Add the onions to the pot and cook till tender, about 8 minutes. Add the garlic and cook an additional minute. Pour in some of the wine and scrape up the brown bits at the bottom of the pan using a wooden spoon. Pour in the remainder of the bottle of wine, then add the porcini mushrooms. Return the short ribs to the pot. Add enough beef stock to completely cover the ribs. Add the rosemary and thyme, then bring the mixture to a simmer. Cover the pot and transfer to the oven. Cook until the ribs are tender and falling off the bone, about 2.5 to 3 hours.
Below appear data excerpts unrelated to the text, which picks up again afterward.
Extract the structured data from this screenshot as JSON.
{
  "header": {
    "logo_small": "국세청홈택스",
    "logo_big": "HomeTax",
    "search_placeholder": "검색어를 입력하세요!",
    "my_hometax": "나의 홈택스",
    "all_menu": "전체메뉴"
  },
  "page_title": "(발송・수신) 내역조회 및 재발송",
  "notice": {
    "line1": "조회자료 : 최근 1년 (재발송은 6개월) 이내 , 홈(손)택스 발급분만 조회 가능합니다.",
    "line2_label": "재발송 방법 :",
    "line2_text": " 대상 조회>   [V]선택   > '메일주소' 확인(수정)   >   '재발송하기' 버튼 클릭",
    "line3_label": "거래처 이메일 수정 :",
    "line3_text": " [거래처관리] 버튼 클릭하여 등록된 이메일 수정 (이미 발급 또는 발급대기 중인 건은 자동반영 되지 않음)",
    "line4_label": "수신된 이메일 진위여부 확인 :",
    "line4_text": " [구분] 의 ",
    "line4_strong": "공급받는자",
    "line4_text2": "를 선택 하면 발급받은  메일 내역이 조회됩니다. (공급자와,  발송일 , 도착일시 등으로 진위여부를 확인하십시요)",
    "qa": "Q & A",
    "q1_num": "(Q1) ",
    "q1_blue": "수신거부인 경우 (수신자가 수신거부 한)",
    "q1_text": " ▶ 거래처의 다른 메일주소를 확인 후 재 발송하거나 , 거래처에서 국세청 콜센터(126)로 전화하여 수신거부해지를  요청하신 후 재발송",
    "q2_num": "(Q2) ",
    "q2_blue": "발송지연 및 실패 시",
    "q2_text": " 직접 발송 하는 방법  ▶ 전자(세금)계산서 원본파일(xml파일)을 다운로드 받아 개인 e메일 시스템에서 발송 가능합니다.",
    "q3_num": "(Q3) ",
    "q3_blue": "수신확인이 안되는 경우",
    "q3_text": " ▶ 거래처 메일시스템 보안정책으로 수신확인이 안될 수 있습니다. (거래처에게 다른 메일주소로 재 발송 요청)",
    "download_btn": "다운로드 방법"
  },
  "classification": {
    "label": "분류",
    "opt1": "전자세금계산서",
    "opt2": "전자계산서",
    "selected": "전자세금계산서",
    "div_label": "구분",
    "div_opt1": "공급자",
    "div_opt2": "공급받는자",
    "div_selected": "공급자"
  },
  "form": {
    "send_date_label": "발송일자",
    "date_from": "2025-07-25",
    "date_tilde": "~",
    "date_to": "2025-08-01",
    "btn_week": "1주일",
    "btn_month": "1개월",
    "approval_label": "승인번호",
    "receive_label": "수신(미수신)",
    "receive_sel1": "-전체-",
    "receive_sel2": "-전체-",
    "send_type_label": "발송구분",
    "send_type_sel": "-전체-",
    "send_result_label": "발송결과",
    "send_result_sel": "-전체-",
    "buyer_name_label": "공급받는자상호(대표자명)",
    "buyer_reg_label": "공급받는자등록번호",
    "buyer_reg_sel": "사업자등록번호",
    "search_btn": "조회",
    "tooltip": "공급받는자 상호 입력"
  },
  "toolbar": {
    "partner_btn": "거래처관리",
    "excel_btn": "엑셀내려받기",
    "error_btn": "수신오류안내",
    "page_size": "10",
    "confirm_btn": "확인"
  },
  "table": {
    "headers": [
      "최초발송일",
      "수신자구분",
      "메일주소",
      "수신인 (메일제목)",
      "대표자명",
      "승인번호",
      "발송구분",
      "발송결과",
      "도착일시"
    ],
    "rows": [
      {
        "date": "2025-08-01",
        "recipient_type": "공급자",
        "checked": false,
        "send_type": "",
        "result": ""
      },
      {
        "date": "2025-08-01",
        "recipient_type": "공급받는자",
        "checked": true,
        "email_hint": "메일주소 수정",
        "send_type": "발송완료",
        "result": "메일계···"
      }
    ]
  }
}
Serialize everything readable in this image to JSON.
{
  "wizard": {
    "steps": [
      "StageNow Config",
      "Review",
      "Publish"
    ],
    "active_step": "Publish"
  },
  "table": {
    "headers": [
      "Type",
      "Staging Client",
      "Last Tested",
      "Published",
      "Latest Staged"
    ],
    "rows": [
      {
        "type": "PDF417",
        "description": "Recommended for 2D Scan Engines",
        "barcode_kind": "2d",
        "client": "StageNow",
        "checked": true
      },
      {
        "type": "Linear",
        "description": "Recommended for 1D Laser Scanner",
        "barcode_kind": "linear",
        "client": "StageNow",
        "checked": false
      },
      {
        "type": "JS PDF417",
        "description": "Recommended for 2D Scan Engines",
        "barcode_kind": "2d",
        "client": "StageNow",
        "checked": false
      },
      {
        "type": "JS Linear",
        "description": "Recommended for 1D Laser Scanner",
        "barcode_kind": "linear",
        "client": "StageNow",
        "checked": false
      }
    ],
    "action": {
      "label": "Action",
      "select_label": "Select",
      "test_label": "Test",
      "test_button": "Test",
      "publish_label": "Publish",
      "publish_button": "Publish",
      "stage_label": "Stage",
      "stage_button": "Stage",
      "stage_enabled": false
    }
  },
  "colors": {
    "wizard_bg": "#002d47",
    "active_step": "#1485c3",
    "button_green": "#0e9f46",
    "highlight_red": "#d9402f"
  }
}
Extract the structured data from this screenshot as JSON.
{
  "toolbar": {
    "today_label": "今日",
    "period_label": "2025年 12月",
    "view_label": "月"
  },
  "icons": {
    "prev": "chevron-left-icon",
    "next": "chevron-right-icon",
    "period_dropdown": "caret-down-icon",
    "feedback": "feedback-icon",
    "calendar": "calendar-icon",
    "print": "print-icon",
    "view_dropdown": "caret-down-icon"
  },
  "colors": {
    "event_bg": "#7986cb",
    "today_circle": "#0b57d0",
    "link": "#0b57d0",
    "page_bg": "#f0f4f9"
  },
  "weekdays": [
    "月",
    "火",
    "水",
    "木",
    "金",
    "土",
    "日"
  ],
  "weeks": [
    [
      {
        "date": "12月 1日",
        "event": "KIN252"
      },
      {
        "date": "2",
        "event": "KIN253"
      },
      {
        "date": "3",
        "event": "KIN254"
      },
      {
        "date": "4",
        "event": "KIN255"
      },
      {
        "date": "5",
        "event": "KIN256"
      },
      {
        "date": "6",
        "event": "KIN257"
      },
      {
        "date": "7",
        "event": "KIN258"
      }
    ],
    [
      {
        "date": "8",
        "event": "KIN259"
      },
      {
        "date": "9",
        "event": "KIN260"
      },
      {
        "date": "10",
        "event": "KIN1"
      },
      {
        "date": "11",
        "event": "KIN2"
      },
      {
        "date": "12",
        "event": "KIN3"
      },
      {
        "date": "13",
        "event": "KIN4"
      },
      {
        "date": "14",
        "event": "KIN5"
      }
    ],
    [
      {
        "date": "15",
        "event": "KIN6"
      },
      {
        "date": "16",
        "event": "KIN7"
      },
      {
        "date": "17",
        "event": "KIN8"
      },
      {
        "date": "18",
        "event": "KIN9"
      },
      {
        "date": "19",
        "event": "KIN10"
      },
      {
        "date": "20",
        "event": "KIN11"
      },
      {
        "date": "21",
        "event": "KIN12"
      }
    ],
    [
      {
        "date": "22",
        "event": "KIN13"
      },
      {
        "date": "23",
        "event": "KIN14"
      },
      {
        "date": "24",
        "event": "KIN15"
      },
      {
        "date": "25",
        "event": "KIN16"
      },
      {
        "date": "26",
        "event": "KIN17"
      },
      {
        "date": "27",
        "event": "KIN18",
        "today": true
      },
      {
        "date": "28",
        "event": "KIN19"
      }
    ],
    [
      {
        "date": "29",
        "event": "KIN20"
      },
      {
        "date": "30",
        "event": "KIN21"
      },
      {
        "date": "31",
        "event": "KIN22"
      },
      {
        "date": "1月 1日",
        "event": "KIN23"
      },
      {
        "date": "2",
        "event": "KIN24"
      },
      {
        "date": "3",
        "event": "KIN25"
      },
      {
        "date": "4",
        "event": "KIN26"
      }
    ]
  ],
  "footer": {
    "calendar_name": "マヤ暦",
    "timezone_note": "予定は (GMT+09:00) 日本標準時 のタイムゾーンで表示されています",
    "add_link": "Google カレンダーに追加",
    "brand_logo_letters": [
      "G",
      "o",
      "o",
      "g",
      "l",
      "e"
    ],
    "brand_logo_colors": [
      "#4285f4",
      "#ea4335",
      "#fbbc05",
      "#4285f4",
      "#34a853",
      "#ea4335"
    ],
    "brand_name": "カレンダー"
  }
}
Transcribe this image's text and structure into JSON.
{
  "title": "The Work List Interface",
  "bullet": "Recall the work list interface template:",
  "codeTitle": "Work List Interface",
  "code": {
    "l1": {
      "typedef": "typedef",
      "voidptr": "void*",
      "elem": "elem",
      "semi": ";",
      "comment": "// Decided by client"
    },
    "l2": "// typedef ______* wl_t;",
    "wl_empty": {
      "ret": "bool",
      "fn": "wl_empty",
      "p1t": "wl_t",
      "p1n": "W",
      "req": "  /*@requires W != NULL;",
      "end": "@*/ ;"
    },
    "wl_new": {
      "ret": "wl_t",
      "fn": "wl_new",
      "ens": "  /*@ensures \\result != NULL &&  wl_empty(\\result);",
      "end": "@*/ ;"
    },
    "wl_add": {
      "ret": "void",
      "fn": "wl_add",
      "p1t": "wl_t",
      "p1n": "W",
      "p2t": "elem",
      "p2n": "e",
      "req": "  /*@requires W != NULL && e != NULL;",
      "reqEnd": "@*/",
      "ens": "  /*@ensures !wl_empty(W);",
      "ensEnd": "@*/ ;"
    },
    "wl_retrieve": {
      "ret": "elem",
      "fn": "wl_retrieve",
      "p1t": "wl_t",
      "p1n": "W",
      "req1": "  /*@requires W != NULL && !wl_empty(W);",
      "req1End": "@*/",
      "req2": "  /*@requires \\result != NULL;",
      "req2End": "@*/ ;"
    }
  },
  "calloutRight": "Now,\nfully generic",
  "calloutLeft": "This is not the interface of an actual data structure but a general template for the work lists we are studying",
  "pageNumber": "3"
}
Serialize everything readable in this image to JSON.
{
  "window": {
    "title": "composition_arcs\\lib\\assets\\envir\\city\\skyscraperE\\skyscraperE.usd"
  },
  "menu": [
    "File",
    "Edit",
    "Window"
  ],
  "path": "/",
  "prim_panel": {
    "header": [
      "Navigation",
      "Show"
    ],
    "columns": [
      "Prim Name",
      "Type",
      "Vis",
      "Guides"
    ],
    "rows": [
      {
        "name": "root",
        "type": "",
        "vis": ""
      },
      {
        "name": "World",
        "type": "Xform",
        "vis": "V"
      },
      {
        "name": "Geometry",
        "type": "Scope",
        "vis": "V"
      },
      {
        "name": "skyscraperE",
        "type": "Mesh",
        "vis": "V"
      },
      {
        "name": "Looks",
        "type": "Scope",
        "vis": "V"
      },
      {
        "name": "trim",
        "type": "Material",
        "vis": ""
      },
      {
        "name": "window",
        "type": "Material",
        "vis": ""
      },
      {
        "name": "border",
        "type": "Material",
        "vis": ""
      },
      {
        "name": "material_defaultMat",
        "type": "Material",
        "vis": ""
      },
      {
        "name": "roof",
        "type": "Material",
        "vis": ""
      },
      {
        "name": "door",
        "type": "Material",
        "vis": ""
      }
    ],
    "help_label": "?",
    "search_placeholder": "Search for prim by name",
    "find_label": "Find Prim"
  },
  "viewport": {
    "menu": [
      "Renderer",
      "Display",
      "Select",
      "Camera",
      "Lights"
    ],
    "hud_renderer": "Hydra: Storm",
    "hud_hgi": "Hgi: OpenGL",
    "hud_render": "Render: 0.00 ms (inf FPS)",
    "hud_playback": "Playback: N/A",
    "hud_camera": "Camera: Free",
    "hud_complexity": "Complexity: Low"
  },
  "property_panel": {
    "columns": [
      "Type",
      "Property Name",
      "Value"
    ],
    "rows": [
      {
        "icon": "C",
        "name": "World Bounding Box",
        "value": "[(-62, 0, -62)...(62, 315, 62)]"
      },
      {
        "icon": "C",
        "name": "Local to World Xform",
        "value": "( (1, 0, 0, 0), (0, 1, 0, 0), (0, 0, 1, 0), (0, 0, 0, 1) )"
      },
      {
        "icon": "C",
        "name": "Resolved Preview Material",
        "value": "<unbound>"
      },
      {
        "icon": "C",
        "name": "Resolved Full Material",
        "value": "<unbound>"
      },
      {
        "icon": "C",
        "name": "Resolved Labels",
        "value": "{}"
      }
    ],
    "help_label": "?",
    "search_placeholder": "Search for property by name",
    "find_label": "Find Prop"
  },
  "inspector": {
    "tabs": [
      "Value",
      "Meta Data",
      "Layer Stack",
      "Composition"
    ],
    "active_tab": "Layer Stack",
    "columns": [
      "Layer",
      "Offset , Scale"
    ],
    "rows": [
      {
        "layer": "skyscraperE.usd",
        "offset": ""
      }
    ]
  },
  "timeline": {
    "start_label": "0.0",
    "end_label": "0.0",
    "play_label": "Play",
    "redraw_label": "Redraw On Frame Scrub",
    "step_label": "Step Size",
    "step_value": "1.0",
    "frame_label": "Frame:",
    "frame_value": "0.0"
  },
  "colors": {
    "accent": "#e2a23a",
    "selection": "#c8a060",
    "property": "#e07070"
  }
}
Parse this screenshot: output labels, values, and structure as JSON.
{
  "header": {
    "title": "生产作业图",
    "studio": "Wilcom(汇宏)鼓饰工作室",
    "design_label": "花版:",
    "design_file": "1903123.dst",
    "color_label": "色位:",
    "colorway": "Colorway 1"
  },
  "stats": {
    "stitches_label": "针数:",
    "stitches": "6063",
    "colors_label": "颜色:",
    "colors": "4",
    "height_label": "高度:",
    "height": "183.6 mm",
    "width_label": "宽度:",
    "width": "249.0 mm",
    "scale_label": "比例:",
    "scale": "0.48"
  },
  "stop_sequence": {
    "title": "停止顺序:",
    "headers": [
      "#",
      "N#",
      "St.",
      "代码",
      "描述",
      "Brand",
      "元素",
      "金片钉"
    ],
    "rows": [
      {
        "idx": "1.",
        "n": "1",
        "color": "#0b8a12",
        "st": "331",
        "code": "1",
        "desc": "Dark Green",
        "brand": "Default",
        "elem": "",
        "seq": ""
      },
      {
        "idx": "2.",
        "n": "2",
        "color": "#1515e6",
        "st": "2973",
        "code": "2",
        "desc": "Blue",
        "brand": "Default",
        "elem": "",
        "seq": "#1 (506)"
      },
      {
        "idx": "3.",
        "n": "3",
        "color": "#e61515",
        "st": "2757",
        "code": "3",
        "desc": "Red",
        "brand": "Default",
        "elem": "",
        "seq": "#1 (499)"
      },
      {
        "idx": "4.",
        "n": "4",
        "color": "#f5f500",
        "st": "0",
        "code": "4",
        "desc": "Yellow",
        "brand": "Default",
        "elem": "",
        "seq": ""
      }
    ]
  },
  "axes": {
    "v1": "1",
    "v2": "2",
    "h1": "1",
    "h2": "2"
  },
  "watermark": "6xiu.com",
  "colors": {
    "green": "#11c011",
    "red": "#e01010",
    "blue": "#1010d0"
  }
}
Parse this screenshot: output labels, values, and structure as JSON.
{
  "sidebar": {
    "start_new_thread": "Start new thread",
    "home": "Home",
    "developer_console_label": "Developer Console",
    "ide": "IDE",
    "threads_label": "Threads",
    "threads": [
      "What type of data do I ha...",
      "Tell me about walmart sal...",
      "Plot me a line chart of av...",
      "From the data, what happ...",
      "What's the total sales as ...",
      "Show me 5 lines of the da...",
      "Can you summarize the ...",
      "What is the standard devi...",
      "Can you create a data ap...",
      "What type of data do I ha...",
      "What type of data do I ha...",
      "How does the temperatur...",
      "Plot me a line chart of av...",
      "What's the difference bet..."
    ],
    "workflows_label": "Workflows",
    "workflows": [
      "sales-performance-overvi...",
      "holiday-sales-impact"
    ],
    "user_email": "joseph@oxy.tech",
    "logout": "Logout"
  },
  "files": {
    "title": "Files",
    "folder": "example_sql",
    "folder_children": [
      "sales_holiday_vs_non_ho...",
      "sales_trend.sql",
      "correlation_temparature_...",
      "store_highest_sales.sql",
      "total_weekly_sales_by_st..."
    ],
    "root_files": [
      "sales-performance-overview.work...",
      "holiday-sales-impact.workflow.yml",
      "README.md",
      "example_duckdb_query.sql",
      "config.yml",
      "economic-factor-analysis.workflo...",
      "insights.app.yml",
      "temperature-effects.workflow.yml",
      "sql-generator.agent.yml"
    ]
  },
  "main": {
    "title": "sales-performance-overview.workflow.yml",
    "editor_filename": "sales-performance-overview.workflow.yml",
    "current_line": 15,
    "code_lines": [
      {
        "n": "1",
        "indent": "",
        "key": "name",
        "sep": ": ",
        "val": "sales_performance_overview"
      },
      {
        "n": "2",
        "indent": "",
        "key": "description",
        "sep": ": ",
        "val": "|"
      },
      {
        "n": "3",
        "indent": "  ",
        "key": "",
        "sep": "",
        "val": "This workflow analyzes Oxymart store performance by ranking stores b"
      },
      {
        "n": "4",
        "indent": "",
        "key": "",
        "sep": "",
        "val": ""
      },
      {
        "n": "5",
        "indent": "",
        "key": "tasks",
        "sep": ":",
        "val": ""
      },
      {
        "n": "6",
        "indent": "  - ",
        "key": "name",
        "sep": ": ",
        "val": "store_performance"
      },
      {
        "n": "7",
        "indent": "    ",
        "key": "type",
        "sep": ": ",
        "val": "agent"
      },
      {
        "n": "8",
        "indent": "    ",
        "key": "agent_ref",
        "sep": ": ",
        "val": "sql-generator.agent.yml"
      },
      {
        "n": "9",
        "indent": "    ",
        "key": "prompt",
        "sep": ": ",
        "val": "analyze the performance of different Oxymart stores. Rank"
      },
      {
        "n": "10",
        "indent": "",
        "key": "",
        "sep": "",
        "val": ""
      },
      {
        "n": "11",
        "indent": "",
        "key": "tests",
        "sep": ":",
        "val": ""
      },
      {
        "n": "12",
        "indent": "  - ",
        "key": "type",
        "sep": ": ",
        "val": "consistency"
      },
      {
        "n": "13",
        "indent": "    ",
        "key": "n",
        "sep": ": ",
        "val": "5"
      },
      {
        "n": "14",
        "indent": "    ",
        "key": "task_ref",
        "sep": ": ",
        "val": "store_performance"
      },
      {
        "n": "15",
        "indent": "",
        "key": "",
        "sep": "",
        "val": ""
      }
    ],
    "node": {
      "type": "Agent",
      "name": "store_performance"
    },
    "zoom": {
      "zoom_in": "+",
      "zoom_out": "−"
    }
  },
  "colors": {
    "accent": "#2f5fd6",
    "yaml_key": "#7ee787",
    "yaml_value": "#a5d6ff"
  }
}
Remove the ribs from the pot and set aside to cool. Using an immersion blender, blend the juices and vegetable until smooth. Season with salt and pepper, if needed. Bring the sauce to a simmer and reduce until thick, about 20 to 30 minutes.

When the short ribs are cool enough to handle, remove the meat from the bones and shred. Return the beef to the pot with the reduced sauce. At this point, the ragu can be cooled and stored in the refrigerator for the following day. This will allow the flavors to fully develop. This is a great make-ahead dish!

When you’re ready to put the meal together, re-heat the ragu. Fill a large pot with water and season generously with salt. Bring to a boil. Stir in pasta and cook until al dente. Drain pasta and combine with short rib ragu. Serve with a sprinkle of fresh parsley. Enjoy!